Our thanks to Chrissie for bring us the news from the San Francisco Film Society that Viggo will be participating in a special event on 20 November.


A Tribute to Viggo Mortensen: Green Book

'Green Book' press conference, Rome Film Festival - 24 October 2018
'Green Book' press conference, Rome Film Festival ...
Image Ernesto S Ruscio.
© Getty Images.
Tuesday, 20 November, 2018
7:00 p.m.
Castro Theatre

Guests Expected
Actor Viggo Mortensen will participate in an onstage conversation prior to the film.

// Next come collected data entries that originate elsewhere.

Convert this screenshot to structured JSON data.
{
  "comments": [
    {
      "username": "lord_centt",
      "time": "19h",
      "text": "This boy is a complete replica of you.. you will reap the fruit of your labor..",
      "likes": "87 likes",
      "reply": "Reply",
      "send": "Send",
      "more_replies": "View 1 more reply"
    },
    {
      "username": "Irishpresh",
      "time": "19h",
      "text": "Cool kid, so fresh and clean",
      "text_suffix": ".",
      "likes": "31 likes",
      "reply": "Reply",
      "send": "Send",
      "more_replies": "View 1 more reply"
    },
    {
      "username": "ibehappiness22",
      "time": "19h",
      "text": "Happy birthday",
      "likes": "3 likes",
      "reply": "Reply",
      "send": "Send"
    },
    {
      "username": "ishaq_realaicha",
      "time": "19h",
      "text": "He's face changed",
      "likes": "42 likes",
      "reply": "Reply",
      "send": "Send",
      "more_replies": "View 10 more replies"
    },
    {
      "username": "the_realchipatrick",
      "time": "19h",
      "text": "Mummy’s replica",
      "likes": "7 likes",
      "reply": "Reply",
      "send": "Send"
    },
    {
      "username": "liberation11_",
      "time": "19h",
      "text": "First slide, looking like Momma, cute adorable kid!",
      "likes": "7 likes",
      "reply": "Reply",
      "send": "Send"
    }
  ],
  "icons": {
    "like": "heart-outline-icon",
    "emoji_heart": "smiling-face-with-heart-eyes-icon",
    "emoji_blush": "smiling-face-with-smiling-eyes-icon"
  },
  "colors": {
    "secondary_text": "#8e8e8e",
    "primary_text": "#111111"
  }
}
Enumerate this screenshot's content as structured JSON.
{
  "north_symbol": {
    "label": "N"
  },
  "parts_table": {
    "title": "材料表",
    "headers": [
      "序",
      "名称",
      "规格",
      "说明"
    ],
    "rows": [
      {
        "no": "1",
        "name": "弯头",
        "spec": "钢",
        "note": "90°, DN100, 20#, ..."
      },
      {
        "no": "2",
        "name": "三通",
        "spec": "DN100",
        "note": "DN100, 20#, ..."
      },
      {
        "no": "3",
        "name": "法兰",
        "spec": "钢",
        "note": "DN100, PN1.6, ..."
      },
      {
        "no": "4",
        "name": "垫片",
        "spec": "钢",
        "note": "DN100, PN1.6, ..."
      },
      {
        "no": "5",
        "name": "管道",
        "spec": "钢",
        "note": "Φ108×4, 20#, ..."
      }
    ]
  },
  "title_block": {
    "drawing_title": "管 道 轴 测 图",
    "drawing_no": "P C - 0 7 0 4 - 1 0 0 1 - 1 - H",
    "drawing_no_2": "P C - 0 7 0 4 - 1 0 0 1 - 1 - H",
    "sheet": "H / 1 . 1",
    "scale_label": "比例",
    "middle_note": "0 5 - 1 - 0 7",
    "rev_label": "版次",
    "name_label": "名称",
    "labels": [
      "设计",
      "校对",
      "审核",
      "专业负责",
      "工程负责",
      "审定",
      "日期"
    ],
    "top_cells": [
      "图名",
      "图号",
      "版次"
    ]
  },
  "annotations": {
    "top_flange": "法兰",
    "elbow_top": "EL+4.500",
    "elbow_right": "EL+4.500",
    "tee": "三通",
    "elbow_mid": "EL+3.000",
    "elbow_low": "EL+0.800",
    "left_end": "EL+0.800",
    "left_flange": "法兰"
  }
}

Join SFFILM for a special onstage tribute to acclaimed actor and artist Viggo Mortensen, featuring an advance screening of his latest film Green Book. Mortensen has consistently earned acclaim for his work in a wide range of films, including Captain Fantastic, A Dangerous Method, Eastern Promises, A History of Violence, The Road, Appaloosa, Far from Men, The Two Faces of January, Jauja, Captain Alatriste: The Spanish Musketeer, and The Lord of the Rings trilogy. Mortensen is also a poet, photographer and painter. He is the editor of Perceval Press, an independent publishing house, which he founded in 2002.

You can check out getting tickets HERE.

© SFFILM. Images © Getty.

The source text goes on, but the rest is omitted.